The impact of Wojtyla the prophet and pope is only beginning. Recently, even the New York Times took note that the Pope's Theology of the Body is spreading:
Dissemination of the theology started only in the last decade or so but has picked up in recent years. Advocates say it has taken years to study and interpret the pope's ideas on the subject.
But theologians say it is seeping into marriage preparation classes, workshops for the clergy, and other programs. Led by laypeople, dozens of groups have sprung up around the country to study the pope's views.
Source: N.Y. Times Online, "Spreading the Pope's Message on Sexuality and the Spirit," by Mireya Navarro, June 7, 2004, N.Y. Region section (Isn't funny that the article is not in the "National" section of the newspaper where it should be?).
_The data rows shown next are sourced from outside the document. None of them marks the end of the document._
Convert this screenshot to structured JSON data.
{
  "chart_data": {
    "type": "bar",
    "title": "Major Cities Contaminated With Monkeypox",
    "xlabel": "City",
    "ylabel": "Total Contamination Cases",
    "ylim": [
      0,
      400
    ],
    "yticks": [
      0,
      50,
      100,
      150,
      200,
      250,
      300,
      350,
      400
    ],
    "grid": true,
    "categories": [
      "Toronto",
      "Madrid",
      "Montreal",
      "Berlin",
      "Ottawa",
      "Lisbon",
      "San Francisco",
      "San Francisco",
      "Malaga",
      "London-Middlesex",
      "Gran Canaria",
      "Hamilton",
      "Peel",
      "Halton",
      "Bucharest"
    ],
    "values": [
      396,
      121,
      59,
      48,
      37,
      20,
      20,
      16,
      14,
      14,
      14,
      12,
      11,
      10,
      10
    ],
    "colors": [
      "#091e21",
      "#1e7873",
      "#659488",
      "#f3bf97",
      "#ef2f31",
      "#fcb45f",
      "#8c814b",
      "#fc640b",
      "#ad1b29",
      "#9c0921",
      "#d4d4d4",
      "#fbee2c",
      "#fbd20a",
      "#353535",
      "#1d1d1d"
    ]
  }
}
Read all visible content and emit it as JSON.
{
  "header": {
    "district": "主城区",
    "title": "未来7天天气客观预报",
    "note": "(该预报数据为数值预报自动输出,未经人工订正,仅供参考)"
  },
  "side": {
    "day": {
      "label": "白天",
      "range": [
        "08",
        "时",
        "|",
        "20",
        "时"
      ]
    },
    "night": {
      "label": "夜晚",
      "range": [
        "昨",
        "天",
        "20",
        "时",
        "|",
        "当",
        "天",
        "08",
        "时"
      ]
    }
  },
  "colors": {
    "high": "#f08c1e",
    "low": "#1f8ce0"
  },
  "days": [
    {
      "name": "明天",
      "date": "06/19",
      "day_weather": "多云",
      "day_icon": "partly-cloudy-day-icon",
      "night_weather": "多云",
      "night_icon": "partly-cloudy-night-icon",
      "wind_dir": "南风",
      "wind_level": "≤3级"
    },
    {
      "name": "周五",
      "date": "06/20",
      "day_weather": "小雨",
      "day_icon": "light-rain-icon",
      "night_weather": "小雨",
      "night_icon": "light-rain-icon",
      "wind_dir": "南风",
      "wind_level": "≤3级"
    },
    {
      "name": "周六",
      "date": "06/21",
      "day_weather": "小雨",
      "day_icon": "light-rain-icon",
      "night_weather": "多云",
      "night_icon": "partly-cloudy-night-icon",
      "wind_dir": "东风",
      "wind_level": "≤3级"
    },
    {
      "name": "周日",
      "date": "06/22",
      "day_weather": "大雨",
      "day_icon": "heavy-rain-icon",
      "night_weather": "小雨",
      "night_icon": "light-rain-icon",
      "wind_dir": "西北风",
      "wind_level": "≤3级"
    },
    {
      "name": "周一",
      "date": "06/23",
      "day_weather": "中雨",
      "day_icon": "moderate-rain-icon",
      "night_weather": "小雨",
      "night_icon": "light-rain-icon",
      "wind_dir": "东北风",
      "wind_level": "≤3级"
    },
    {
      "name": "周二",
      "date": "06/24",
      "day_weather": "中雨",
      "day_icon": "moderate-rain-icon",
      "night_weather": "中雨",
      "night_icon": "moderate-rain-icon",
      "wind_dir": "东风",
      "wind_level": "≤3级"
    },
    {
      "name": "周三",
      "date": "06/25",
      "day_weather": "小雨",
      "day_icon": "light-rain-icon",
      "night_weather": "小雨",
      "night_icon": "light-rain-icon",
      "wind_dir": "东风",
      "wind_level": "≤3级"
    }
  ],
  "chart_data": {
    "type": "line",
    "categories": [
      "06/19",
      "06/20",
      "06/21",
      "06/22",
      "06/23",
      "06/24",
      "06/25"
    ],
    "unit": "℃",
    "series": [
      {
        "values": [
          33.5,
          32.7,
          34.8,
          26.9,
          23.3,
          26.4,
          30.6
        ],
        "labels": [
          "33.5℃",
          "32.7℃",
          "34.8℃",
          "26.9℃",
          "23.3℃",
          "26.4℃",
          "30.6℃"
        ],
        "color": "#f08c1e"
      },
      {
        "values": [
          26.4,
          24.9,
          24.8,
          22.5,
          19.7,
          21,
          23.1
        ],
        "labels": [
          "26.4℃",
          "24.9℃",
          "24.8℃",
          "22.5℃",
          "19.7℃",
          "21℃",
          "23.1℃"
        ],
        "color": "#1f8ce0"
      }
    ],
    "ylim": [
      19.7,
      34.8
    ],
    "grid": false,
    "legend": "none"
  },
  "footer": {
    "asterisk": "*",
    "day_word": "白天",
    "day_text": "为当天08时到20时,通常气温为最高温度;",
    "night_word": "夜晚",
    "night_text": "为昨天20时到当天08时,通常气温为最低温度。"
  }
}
For recent generations who learned about sexuality through the pornographic lense of manuals like the inaptly entitled The Joy of Sex, the Theology of the Body is long overdue for rewiring our minds on sexual matters. For newer generations, it will save them from a lot of the heartache and personal tragedy arising from the sexual "sound and fury signifying nothing" offered by our secular culture.